Día de los Muertos and Marigolds

Día de Los Muertos or Day of the Dead is a celebration of life that happens mid-autumn in Latinx communities. This holiday is a reminder of the brevity of life and appreciation for time on Earth with loved ones.

dia de los muertos ofrenda

The festivities center around parties and memorials for those who have passed, with the main focus being the ofrendas, or shrines, dedicated to the deceased. Known for their strong fragrance and bright colors, marigolds are essential adornments to these ofrendas, as they symbolize the brevity of life and are said to guide the spirits back to their families for a one-night, world-colliding reunion.

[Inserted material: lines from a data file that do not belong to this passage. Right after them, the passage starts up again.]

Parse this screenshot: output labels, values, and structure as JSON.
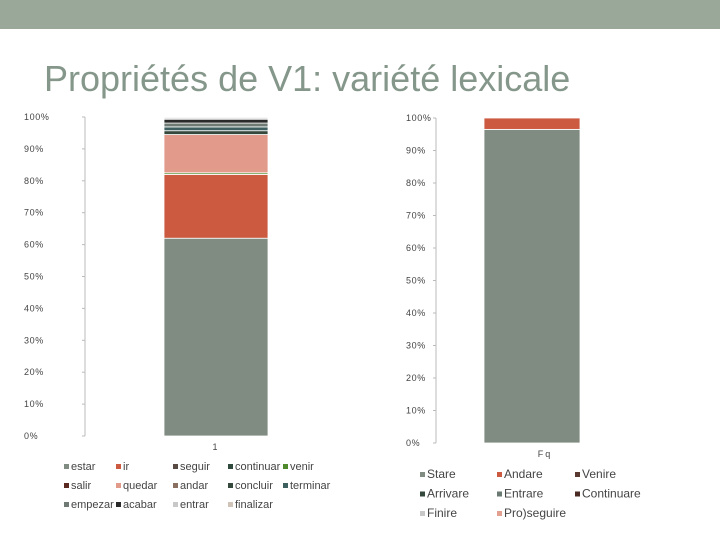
{
  "slide": {
    "title": "Propriétés de V1: variété lexicale"
  },
  "colors": {
    "topbar": "#9aa89a",
    "title": "#85978a"
  },
  "chart_data": [
    {
      "type": "bar",
      "stacked": true,
      "percent": true,
      "categories": [
        "1"
      ],
      "ylim": [
        0,
        100
      ],
      "yticks": [
        "0%",
        "10%",
        "20%",
        "30%",
        "40%",
        "50%",
        "60%",
        "70%",
        "80%",
        "90%",
        "100%"
      ],
      "grid": false,
      "legend_position": "bottom",
      "series": [
        {
          "name": "estar",
          "values": [
            62
          ],
          "color": "#808c82"
        },
        {
          "name": "ir",
          "values": [
            20
          ],
          "color": "#cc5a40"
        },
        {
          "name": "seguir",
          "values": [
            0
          ],
          "color": "#5a4a44"
        },
        {
          "name": "continuar",
          "values": [
            0
          ],
          "color": "#2f4a3c"
        },
        {
          "name": "venir",
          "values": [
            0.5
          ],
          "color": "#4f8a2c"
        },
        {
          "name": "salir",
          "values": [
            0
          ],
          "color": "#5a2a20"
        },
        {
          "name": "quedar",
          "values": [
            12
          ],
          "color": "#e29a8a"
        },
        {
          "name": "andar",
          "values": [
            0
          ],
          "color": "#8a7060"
        },
        {
          "name": "concluir",
          "values": [
            1.2
          ],
          "color": "#34483c"
        },
        {
          "name": "terminar",
          "values": [
            1.2
          ],
          "color": "#3e6060"
        },
        {
          "name": "empezar",
          "values": [
            1.2
          ],
          "color": "#707a74"
        },
        {
          "name": "acabar",
          "values": [
            1.2
          ],
          "color": "#2a2a2a"
        },
        {
          "name": "entrar",
          "values": [
            0.4
          ],
          "color": "#c8c8c8"
        },
        {
          "name": "finalizar",
          "values": [
            0.3
          ],
          "color": "#d0c4b8"
        }
      ]
    },
    {
      "type": "bar",
      "stacked": true,
      "percent": true,
      "categories": [
        "Fq"
      ],
      "ylim": [
        0,
        100
      ],
      "yticks": [
        "0%",
        "10%",
        "20%",
        "30%",
        "40%",
        "50%",
        "60%",
        "70%",
        "80%",
        "90%",
        "100%"
      ],
      "grid": false,
      "legend_position": "bottom",
      "series": [
        {
          "name": "Stare",
          "values": [
            96.5
          ],
          "color": "#808c82"
        },
        {
          "name": "Andare",
          "values": [
            3.5
          ],
          "color": "#cc5a40"
        },
        {
          "name": "Venire",
          "values": [
            0
          ],
          "color": "#5a3a30"
        },
        {
          "name": "Arrivare",
          "values": [
            0
          ],
          "color": "#34483c"
        },
        {
          "name": "Entrare",
          "values": [
            0
          ],
          "color": "#6a7a72"
        },
        {
          "name": "Continuare",
          "values": [
            0
          ],
          "color": "#4a2a22"
        },
        {
          "name": "Finire",
          "values": [
            0
          ],
          "color": "#c8c8c8"
        },
        {
          "name": "Pro)seguire",
          "values": [
            0
          ],
          "color": "#e2a090"
        }
      ]
    }
  ]
}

The marigold flower is native to Mexico and has a long history of incorporation into Central American holidays. The Aztecs were first documented using the flower centuries ago for celebrations and ceremonies that were also centered around the circle of life. For those who celebrate Día de Los Muertos, here are some tips for growing those incredible marigolds that are so beloved during this holiday.

Tagetes erecta, commonly known as Aztec marigold, Mexican marigold, or African marigold.

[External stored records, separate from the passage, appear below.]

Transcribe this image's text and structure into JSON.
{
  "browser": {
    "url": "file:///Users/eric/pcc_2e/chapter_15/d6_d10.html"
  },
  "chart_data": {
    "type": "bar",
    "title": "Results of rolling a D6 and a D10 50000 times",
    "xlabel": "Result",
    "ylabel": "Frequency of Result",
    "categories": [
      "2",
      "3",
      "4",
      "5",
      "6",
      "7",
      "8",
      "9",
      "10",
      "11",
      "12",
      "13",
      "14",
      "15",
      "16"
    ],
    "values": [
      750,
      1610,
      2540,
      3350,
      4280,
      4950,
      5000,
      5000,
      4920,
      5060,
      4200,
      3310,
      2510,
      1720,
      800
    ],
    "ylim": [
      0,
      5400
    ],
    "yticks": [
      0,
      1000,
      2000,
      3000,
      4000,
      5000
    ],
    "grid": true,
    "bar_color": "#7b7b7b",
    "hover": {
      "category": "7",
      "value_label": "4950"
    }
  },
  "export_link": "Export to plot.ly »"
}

Optimal Growing Conditions

Soil Temperature for Germination: 70°–75°F.

Soil Composition: Average to rich, well-drained garden soil.

Water: Fairly drought tolerant, once established. Water only when the top inch of soil is dry.

Sun Exposure: Full sun.

Fertilizer: Marigolds do not require a lot of fertilizer, but if the soil is deficient, you can add a slow-release, balanced (equal parts nitrogen, phosphorus, and potassium) fertilizer to the soil before sowing, or a liquid fertilizer a couple of weeks after seedlings emerge, or at transplant time to promote initial green growth. To promote flowering when plants mature, scratch a slow-release fertilizer into the soil surface or water with a moderate phosphorus-rich, liquid fertilizer.

Special Care: Once seedlings have 4-5 sets of leaves, cut seedlings back to just above the 3rd or 4th set of leaves to promote branching. Deadheading (removing spent blossoms), just above the next lower branch regularly also promotes branching and more blooms but will reduce or eliminate reseeding.

Making Marigold Flowers Last Longer: For long vase life, harvest in the morning when they are refreshed and hydrated, choosing flowers that are 50%-75% open. Cut stems at an angle to increase the area where the stem can take up water. Since Tagetes erecta have hollow stems, they will tend to dry out quickly. Flip the flowers upside down and fill the stems with water, then plug with cotton or soft tissue. Hold the plug in place while placing each flower in the water right side up. Make your own floral preservative with a can of lemon-lime (non-diet soda) and 1 tablespoon of bleach per one gallon of water (recipe courtesy of the Floral Design Institute). Change your vase water every 2-3 days.